A Late Night Musing: Abstractions

February 27, 2005

How can a simple thing, like a piece of art, be called abstract?

Simple. Abstraction is merely a form of us seeing. It has nothing to do with what is being seen and how complex that image may be, but rather in how that form is being seen by the viewer. For some, a painting or dance piece could be called abstract because they are missing the underlying beauty that is simple in nature- ie lines of paint or the arcs of the body in space. Anything can be seen as abstract, and yet everything is simple. It all follws a pattern, a set of rules, is contained in a physical or metaphysical way. Abstraction is the rule of nature.

Nature is abstract? No. Nature is beauty.

But beauty is an abstraction, as well, or rather a confirmation of how simple and elegant something is to the mind. But if that same mind took that same object and started repeating the imagery in their mind or said that word over and over again, the object starts to abstract itself from its inherit beauty. The simplicity and beauty still exist but the word plays tricks on you and fools you. Abstraction is the jokester of life- making you believe in something as it isn’t and ignoring the truth.

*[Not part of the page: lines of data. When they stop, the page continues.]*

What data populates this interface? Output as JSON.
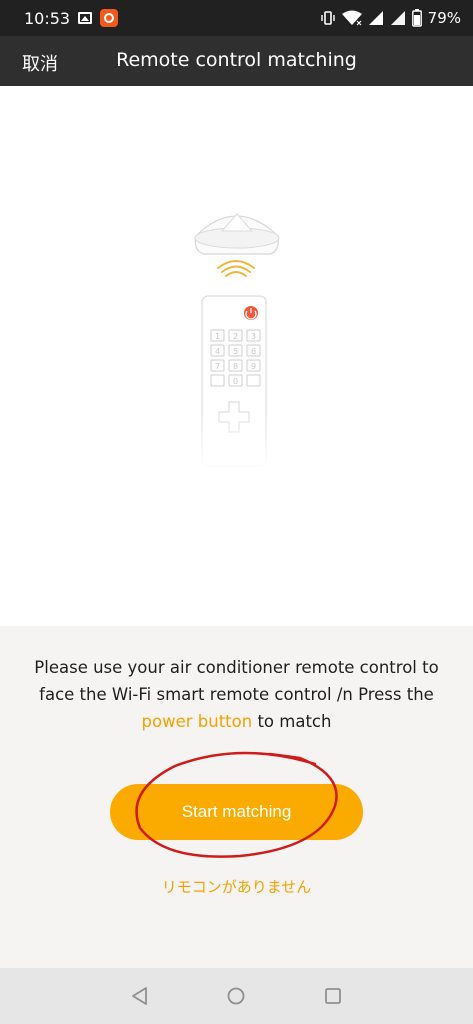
{
  "status_bar": {
    "time": "10:53",
    "battery": "79%"
  },
  "header": {
    "cancel_label": "取消",
    "title": "Remote control matching"
  },
  "illustration": {
    "keypad": [
      "1",
      "2",
      "3",
      "4",
      "5",
      "6",
      "7",
      "8",
      "9",
      "0"
    ]
  },
  "instruction": {
    "text_before": "Please use your air conditioner remote control to face the Wi-Fi smart remote control /n Press the ",
    "highlight": "power button",
    "text_after": " to match"
  },
  "actions": {
    "start_label": "Start matching",
    "no_remote_label": "リモコンがありません"
  },
  "colors": {
    "accent": "#fbab00",
    "link": "#f5a200",
    "header_bg": "#2f2f2f",
    "annotation": "#d11a1a"
  },
  "icons": {
    "status": [
      "image-icon",
      "app-notification-icon",
      "vibrate-icon",
      "wifi-icon",
      "signal-icon",
      "signal-icon-2",
      "battery-icon"
    ],
    "nav": [
      "back-icon",
      "home-icon",
      "recents-icon"
    ]
  }
}
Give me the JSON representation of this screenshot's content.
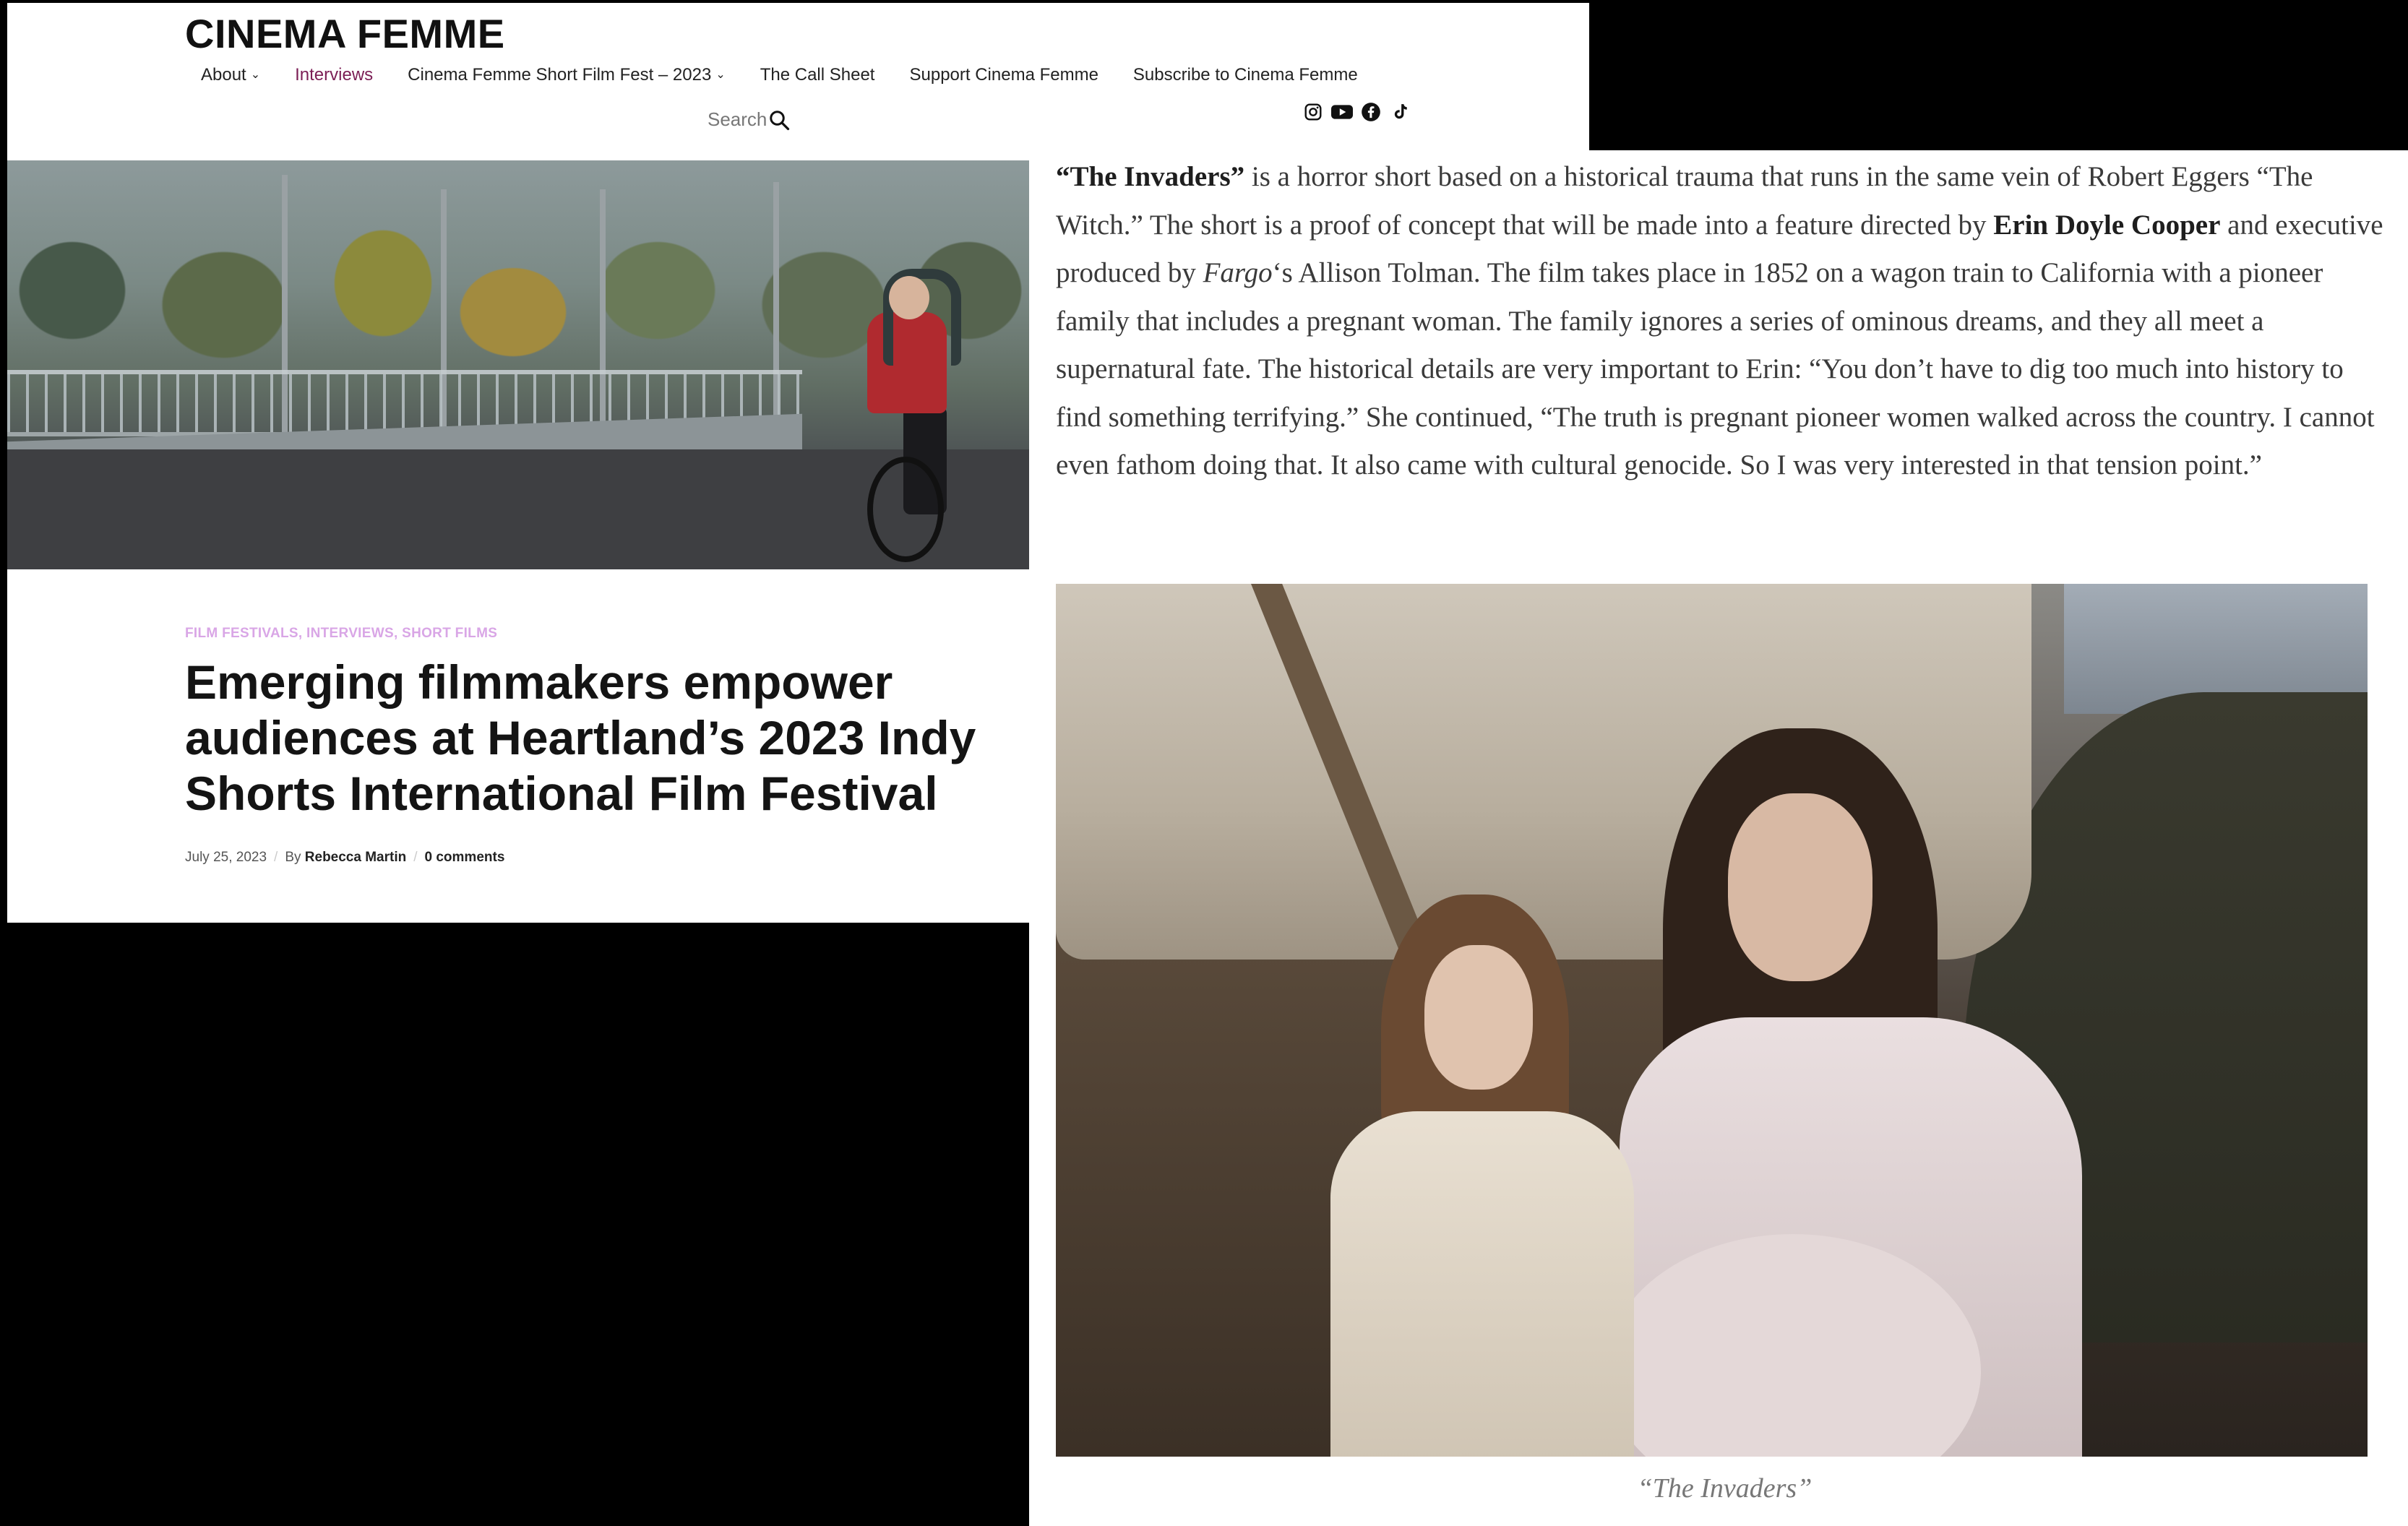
{
  "site": {
    "title": "CINEMA FEMME"
  },
  "nav": {
    "items": [
      {
        "label": "About",
        "has_dropdown": true,
        "active": false
      },
      {
        "label": "Interviews",
        "has_dropdown": false,
        "active": true
      },
      {
        "label": "Cinema Femme Short Film Fest – 2023",
        "has_dropdown": true,
        "active": false
      },
      {
        "label": "The Call Sheet",
        "has_dropdown": false,
        "active": false
      },
      {
        "label": "Support Cinema Femme",
        "has_dropdown": false,
        "active": false
      },
      {
        "label": "Subscribe to Cinema Femme",
        "has_dropdown": false,
        "active": false
      }
    ],
    "active_color": "#7b1e55"
  },
  "search": {
    "label": "Search",
    "icon": "search-icon"
  },
  "socials": [
    "instagram-icon",
    "youtube-icon",
    "facebook-icon",
    "tiktok-icon"
  ],
  "post": {
    "categories": "FILM FESTIVALS, INTERVIEWS, SHORT FILMS",
    "category_color": "#d9a6e6",
    "title": "Emerging filmmakers empower audiences at Heartland’s 2023 Indy Shorts International Film Festival",
    "date": "July 25, 2023",
    "by": "By",
    "author": "Rebecca Martin",
    "comments": "0 comments"
  },
  "article": {
    "p1": "“The Invaders”",
    "p2": " is a horror short based on a historical trauma that runs in the same vein of Robert Eggers “The Witch.” The short is a proof of concept that will be made into a feature directed by ",
    "p3": "Erin Doyle Cooper",
    "p4": " and executive produced by ",
    "p5": "Fargo",
    "p6": "‘s Allison Tolman. The film takes place in 1852 on a wagon train to California with a pioneer family that includes a pregnant woman. The family ignores a series of ominous dreams, and they all meet a supernatural fate. The historical details are very important to Erin: “You don’t have to dig too much into history to find something terrifying.” She continued, “The truth is pregnant pioneer women walked across the country. I cannot even fathom doing that. It also came with cultural genocide. So I was very interested in that tension point.”",
    "caption": "“The Invaders”"
  }
}
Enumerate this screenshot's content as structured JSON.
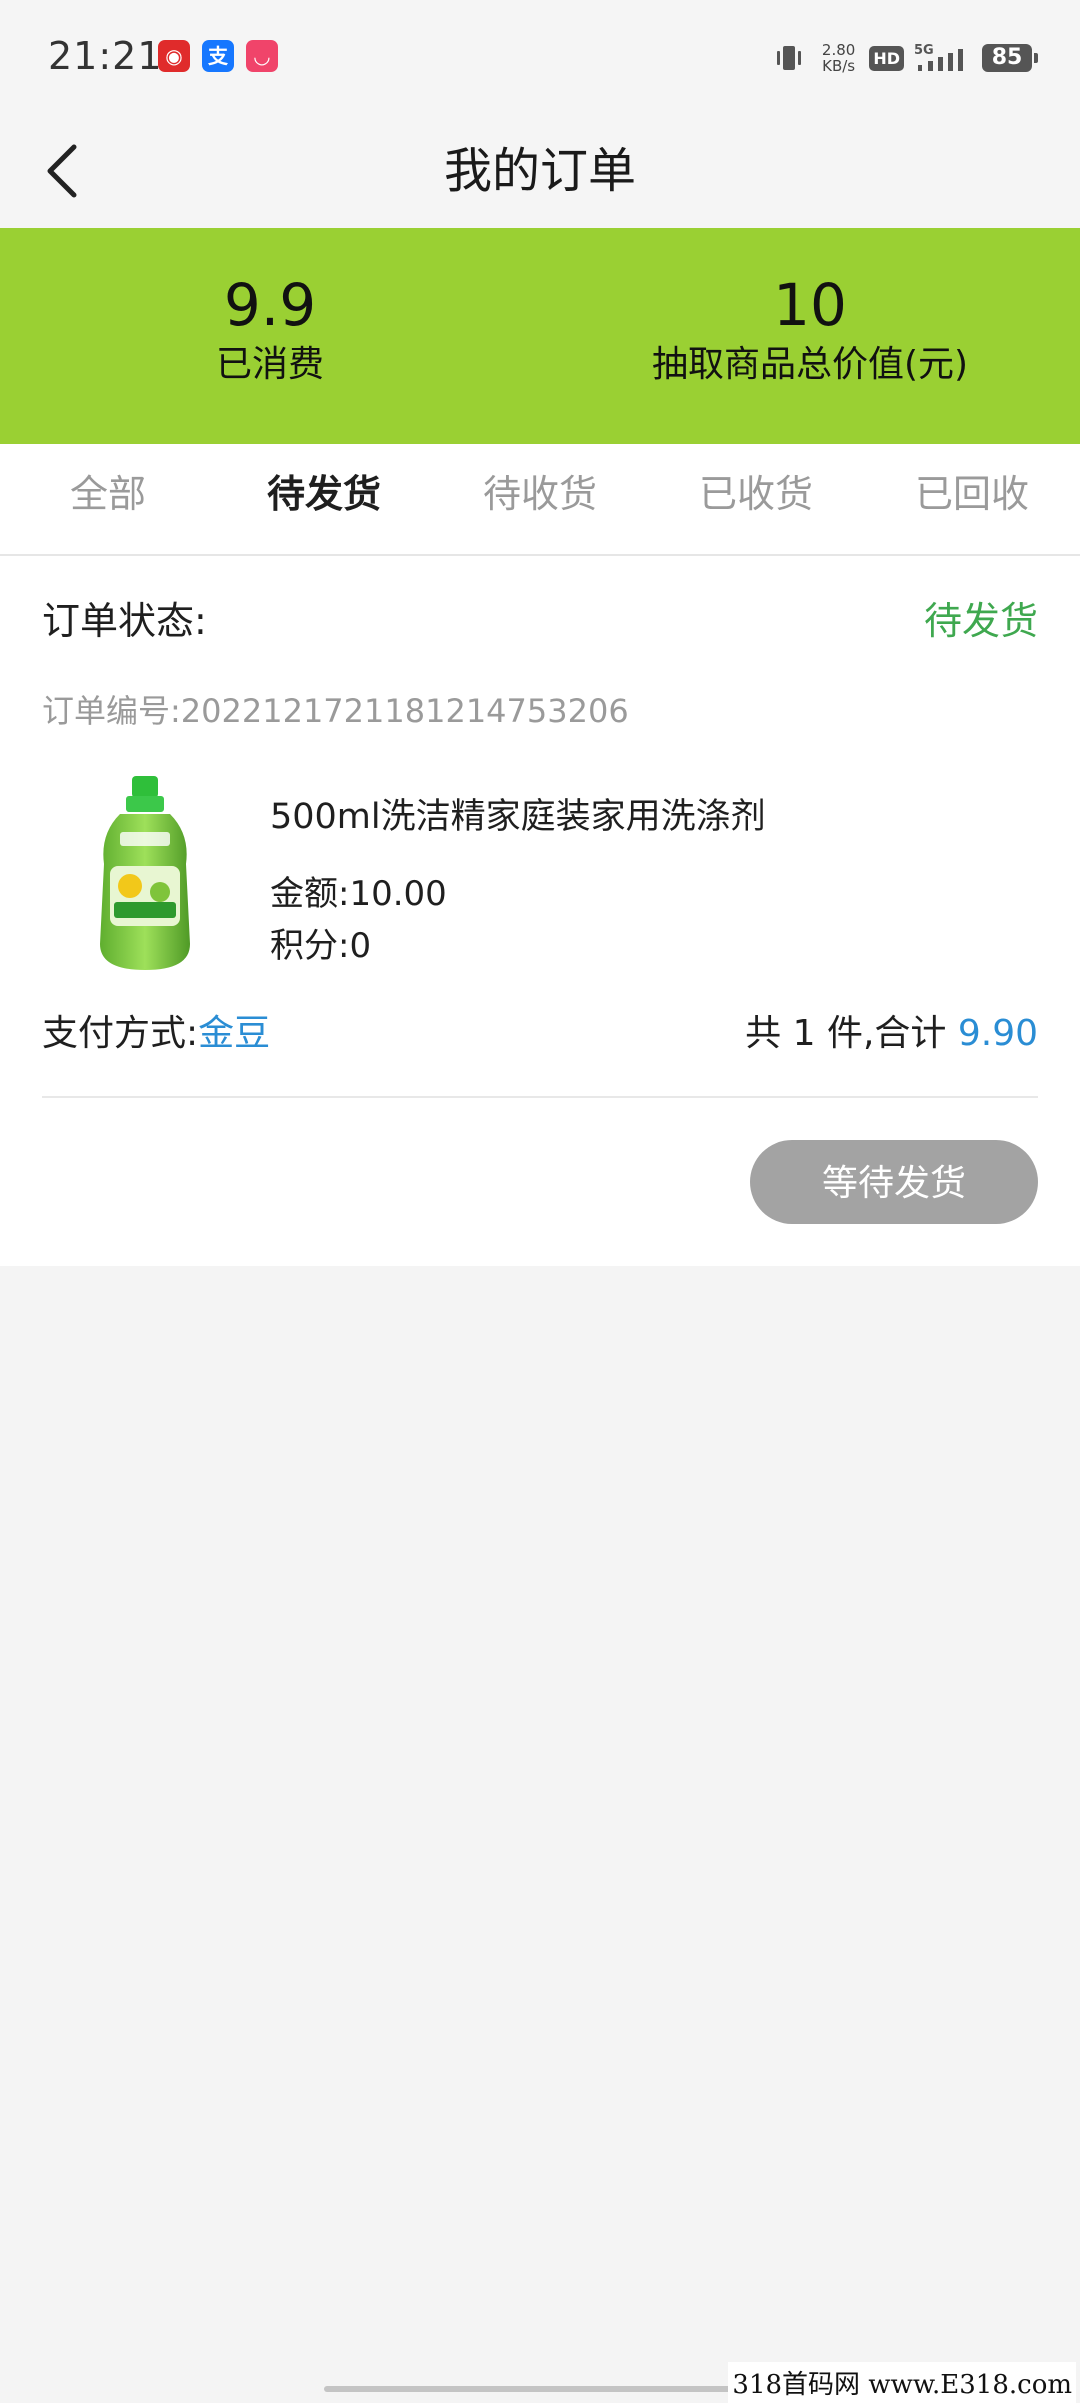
{
  "status_bar": {
    "time": "21:21",
    "net_speed_value": "2.80",
    "net_speed_unit": "KB/s",
    "hd": "HD",
    "network": "5G",
    "battery": "85",
    "icons": [
      "netease-music-icon",
      "alipay-icon",
      "app-icon",
      "vibrate-icon",
      "signal-icon",
      "battery-icon"
    ]
  },
  "header": {
    "title": "我的订单"
  },
  "summary": {
    "consumed_value": "9.9",
    "consumed_label": "已消费",
    "total_value": "10",
    "total_label": "抽取商品总价值(元)",
    "color": "#9ad033"
  },
  "tabs": [
    {
      "label": "全部",
      "active": false
    },
    {
      "label": "待发货",
      "active": true
    },
    {
      "label": "待收货",
      "active": false
    },
    {
      "label": "已收货",
      "active": false
    },
    {
      "label": "已回收",
      "active": false
    }
  ],
  "order": {
    "status_label": "订单状态:",
    "status_value": "待发货",
    "status_color": "#3fa84f",
    "number": "订单编号:20221217211812147532​06",
    "product_name": "500ml洗洁精家庭装家用洗涤剂",
    "amount": "金额:10.00",
    "points": "积分:0",
    "payment_label": "支付方式:",
    "payment_value": "金豆",
    "total_prefix": "共 1 件,合计 ",
    "total_amount": "9.90",
    "accent_color": "#2a8dd4",
    "action_button": "等待发货"
  },
  "watermark": "318首码网 www.E318.com"
}
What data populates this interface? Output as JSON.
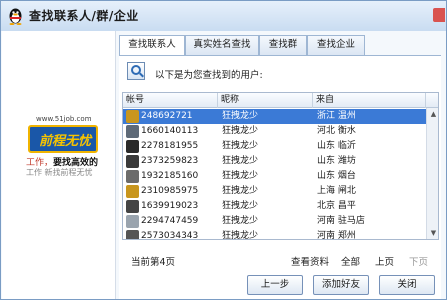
{
  "window": {
    "title": "查找联系人/群/企业"
  },
  "ad": {
    "url": "www.51job.com",
    "logo": "前程无忧",
    "slogan_prefix": "工作，",
    "slogan_bold": "要找高效的",
    "slogan_line2": "工作 新找前程无忧"
  },
  "tabs": [
    {
      "label": "查找联系人",
      "active": true
    },
    {
      "label": "真实姓名查找",
      "active": false
    },
    {
      "label": "查找群",
      "active": false
    },
    {
      "label": "查找企业",
      "active": false
    }
  ],
  "results": {
    "title": "以下是为您查找到的用户:",
    "columns": [
      "帐号",
      "昵称",
      "来自"
    ],
    "rows": [
      {
        "account": "248692721",
        "nickname": "狂拽龙少",
        "from": "浙江 温州",
        "avatar_color": "#c8961e"
      },
      {
        "account": "1660140113",
        "nickname": "狂拽龙少",
        "from": "河北 衡水",
        "avatar_color": "#5e6a78"
      },
      {
        "account": "2278181955",
        "nickname": "狂拽龙少",
        "from": "山东 临沂",
        "avatar_color": "#2a2a2a"
      },
      {
        "account": "2373259823",
        "nickname": "狂拽龙少",
        "from": "山东 潍坊",
        "avatar_color": "#3a3a3a"
      },
      {
        "account": "1932185160",
        "nickname": "狂拽龙少",
        "from": "山东 烟台",
        "avatar_color": "#6b6b6b"
      },
      {
        "account": "2310985975",
        "nickname": "狂拽龙少",
        "from": "上海 闸北",
        "avatar_color": "#c8961e"
      },
      {
        "account": "1639919023",
        "nickname": "狂拽龙少",
        "from": "北京 昌平",
        "avatar_color": "#444444"
      },
      {
        "account": "2294747459",
        "nickname": "狂拽龙少",
        "from": "河南 驻马店",
        "avatar_color": "#9aa4ae"
      },
      {
        "account": "2573034343",
        "nickname": "狂拽龙少",
        "from": "河南 郑州",
        "avatar_color": "#555555"
      }
    ]
  },
  "footer": {
    "page_info": "当前第4页",
    "view_profile": "查看资料",
    "all": "全部",
    "prev_page": "上页",
    "next_page": "下页"
  },
  "buttons": {
    "back": "上一步",
    "add_friend": "添加好友",
    "close": "关闭"
  }
}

How do you get past the abstraction?

By learning how to see again- to learn how to discover again and experiment with your vision and your other senses. Expose yourself to a multiplicity of images, scents, sounds. Accustom yourself to the diversity of our world and how there is more than meets the eye. Draw objects by not how you see them but how they move or take up space. Don’t only listen to music, but dance and move to it – and don’t resist the urge to move a certain way if the music is telling you to move that way. By breaking things down into an essence, you’ll start to see things as they are deep down and not just on their physical form.

Why is it important to understand abstractions?

Because you’re missing out on a lot of great art, music, environments, and so forth, because you choose not to see everything and understand. If you can appreciate abstractions, then you’ll appreciate other human beings and make this world a better place.